Pivotal tests for relevant differences in the second order dynamics of functional time series
Anne van Delft, Holger Dette

TL;DR
This paper introduces new frequency domain tests for detecting relevant differences in the second order dynamics of two functional time series, applicable to complex high-resolution data like fMRI.
Contribution
It develops pivotal test procedures for spectral density differences that are robust to nuisance parameters and applicable to dependent functional data.
Findings
Tests converge to Brownian motions under mild conditions
Robust to frequency band choices for energy comparison
Effective in real-world fMRI data analysis
Abstract
Motivated by the need to statistically quantify differences between modern (complex) data-sets which commonly result as high-resolution measurements of stochastic processes varying over a continuum, we propose novel testing procedures to detect relevant differences between the second order dynamics of two functional time series.

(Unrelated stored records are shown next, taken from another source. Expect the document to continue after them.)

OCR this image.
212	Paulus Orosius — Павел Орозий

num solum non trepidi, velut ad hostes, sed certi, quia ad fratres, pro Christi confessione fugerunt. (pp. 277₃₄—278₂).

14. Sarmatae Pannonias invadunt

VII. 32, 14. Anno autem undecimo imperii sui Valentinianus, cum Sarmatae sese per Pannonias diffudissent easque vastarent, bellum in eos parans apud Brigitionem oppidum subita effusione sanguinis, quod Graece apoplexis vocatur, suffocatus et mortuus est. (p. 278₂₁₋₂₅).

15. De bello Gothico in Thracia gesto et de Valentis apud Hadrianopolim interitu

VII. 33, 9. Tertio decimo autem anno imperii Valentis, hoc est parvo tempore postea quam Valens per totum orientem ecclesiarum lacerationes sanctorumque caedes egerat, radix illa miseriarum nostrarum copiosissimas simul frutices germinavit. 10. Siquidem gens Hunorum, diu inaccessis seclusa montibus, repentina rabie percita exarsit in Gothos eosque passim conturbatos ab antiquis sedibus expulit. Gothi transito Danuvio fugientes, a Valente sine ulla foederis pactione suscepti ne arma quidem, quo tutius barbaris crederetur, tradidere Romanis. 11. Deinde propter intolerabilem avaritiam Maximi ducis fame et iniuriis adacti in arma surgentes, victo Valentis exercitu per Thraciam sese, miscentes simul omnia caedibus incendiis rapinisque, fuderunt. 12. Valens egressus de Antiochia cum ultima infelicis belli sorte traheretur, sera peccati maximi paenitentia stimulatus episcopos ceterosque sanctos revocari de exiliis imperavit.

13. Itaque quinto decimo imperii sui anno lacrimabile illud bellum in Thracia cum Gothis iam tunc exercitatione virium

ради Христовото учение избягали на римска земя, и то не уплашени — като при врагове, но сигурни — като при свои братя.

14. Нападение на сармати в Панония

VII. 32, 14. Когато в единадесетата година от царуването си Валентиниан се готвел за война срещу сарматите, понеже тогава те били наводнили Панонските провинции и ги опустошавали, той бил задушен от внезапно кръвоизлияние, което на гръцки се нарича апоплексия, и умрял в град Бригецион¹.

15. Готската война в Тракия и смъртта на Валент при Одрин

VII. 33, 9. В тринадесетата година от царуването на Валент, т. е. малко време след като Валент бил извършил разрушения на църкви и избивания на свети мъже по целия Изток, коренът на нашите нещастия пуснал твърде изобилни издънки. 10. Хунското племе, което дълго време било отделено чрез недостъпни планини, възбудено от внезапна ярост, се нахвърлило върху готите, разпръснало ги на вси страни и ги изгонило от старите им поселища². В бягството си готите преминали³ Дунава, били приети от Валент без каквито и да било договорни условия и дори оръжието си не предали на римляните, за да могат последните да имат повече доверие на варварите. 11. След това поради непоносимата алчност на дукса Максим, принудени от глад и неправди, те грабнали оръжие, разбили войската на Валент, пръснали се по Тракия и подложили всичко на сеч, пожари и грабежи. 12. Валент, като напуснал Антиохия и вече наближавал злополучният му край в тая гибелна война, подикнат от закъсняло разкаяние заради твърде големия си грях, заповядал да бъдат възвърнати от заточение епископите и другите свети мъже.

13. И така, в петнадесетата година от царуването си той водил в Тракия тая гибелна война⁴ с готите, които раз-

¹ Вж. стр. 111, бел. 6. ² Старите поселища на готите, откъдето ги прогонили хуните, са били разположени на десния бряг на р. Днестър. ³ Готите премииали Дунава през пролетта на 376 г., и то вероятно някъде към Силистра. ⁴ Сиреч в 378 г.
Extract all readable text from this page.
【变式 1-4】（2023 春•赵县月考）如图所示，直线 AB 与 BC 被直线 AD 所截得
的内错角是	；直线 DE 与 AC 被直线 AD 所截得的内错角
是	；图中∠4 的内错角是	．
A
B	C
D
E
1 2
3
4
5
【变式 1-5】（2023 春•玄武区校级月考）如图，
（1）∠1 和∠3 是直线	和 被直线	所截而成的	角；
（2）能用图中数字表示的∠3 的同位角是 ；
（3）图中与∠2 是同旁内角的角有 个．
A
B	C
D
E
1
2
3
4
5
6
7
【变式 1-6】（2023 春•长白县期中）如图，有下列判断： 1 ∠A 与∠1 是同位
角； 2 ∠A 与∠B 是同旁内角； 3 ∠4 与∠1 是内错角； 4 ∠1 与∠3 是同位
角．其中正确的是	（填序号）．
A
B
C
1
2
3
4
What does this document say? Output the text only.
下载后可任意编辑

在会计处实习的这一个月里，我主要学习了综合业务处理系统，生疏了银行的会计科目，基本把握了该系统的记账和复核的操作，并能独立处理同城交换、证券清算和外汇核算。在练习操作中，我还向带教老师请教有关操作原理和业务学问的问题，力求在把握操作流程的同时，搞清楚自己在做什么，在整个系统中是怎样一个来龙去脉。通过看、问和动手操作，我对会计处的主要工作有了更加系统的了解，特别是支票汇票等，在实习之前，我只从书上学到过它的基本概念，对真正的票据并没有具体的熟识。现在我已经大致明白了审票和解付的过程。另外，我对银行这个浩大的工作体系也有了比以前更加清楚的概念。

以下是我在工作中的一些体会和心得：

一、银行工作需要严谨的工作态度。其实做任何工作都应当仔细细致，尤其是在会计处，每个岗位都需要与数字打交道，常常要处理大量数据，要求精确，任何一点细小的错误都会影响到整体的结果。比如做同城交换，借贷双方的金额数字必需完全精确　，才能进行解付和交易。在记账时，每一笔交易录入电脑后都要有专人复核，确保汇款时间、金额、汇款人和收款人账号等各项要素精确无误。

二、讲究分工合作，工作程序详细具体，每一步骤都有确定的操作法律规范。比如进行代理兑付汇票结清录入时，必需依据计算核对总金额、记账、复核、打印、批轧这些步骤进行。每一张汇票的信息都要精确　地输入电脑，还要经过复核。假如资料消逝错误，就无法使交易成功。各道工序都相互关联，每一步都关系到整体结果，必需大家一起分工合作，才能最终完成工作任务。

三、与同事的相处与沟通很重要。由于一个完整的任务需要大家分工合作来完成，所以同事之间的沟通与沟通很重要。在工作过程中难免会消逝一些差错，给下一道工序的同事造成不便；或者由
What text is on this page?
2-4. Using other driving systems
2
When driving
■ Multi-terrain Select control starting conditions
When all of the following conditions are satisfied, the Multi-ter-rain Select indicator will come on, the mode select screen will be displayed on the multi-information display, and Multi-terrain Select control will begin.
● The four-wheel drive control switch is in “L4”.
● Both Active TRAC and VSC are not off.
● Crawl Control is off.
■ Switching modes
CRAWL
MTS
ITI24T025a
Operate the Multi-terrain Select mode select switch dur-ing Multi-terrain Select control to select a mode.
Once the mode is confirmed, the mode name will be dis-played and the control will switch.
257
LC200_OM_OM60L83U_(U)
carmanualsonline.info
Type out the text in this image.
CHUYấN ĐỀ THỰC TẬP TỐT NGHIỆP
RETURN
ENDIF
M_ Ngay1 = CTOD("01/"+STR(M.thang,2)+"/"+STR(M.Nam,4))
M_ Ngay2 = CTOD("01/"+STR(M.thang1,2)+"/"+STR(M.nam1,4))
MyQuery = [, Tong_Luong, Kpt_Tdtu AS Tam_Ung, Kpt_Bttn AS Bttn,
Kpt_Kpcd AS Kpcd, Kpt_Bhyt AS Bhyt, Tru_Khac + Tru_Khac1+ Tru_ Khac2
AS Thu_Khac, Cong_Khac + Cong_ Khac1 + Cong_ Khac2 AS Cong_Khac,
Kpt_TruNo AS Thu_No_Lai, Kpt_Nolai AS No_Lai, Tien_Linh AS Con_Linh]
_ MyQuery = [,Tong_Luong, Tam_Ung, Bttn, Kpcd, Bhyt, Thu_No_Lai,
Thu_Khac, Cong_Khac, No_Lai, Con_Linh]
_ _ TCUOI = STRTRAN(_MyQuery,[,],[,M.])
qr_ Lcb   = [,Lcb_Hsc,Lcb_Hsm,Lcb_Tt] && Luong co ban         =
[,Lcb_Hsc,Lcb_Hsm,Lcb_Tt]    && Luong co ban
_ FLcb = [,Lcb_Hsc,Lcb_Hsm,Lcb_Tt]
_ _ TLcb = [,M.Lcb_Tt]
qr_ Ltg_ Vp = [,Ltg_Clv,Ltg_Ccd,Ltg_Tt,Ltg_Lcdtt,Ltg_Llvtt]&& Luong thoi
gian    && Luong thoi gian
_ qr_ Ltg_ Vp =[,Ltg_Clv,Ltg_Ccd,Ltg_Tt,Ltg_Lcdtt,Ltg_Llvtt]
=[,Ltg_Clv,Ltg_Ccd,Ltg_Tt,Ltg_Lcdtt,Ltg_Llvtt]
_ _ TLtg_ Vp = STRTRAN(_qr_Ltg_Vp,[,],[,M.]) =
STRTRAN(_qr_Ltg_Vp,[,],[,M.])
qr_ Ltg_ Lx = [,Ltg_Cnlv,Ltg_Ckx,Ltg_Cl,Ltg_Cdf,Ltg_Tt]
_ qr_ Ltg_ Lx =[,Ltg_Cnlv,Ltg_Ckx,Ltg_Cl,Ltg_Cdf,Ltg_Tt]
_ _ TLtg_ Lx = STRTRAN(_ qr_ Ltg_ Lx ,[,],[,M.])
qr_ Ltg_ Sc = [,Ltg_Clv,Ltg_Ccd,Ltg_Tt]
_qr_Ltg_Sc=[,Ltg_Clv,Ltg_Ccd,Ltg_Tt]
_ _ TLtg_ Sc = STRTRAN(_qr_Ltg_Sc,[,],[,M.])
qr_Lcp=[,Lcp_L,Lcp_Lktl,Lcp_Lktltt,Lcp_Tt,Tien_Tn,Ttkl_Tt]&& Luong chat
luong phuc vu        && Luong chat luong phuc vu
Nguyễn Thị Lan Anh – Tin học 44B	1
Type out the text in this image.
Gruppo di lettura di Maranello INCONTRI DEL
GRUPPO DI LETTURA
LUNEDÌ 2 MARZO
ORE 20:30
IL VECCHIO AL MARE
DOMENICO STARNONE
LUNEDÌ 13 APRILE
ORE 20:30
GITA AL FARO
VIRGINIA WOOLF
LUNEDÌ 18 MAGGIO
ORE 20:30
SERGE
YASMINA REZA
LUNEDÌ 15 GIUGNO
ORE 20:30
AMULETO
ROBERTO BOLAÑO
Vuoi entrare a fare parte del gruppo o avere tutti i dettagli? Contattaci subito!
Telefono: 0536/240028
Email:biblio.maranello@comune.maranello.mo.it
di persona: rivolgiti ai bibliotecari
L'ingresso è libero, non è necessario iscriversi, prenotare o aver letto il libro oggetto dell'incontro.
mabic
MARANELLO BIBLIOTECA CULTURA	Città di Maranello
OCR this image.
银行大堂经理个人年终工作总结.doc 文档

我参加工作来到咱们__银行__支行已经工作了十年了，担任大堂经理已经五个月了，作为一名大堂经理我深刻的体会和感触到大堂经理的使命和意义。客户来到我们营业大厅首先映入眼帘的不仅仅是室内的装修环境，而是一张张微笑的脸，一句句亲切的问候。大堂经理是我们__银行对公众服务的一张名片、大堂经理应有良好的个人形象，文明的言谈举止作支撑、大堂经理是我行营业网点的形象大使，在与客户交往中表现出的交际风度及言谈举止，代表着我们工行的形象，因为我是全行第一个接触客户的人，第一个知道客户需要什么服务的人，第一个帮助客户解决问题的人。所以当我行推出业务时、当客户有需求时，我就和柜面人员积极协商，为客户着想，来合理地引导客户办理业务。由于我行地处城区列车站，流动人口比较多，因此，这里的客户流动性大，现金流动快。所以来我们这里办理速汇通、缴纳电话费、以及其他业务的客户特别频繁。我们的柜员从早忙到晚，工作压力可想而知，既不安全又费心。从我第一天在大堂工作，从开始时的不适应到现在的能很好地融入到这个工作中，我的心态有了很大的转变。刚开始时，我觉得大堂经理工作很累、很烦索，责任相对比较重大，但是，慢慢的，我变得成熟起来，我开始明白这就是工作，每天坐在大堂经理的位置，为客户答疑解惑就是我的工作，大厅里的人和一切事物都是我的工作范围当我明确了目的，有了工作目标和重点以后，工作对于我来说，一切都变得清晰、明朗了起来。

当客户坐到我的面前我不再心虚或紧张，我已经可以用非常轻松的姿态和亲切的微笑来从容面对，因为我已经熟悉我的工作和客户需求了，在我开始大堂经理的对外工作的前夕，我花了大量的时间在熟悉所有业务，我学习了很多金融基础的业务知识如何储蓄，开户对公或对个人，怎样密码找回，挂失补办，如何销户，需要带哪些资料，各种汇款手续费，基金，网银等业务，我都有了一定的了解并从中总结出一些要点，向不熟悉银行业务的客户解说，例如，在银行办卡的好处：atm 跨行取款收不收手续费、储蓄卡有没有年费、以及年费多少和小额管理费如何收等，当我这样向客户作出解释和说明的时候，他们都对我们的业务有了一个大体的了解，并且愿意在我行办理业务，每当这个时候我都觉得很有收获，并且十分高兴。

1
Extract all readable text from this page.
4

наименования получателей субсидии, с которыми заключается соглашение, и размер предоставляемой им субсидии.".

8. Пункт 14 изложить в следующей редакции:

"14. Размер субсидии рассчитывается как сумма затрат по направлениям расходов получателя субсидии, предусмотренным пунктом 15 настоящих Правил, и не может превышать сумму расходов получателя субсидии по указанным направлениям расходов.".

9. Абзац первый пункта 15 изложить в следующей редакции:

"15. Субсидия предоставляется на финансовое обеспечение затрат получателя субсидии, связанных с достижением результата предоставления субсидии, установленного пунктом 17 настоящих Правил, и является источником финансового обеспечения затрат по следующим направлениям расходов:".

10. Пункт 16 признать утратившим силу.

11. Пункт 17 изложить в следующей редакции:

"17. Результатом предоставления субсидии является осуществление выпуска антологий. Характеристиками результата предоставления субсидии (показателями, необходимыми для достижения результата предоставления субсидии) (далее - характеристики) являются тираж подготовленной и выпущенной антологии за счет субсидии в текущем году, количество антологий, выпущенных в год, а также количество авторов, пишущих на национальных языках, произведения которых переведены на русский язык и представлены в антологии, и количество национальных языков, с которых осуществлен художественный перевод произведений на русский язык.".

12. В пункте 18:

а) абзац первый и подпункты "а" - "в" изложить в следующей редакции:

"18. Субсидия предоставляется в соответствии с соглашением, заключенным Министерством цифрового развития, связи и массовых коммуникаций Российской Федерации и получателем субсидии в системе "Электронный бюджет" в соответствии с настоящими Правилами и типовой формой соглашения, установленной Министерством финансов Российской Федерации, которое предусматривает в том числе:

In order to take the between-function dynamics into account that characterize this type of functional data, a frequency domain approach is taken. Test statistics are developed to compare differences in the spectral density operators and in the primary modes of variation as encoded in the associated eigenelements. Under mild moment conditions, we show convergence of the underlying statistics to Brownian motions and construct pivotal test statistics. The latter is essential because the nuisance parameters can be unwieldy and their robust estimation infeasible,…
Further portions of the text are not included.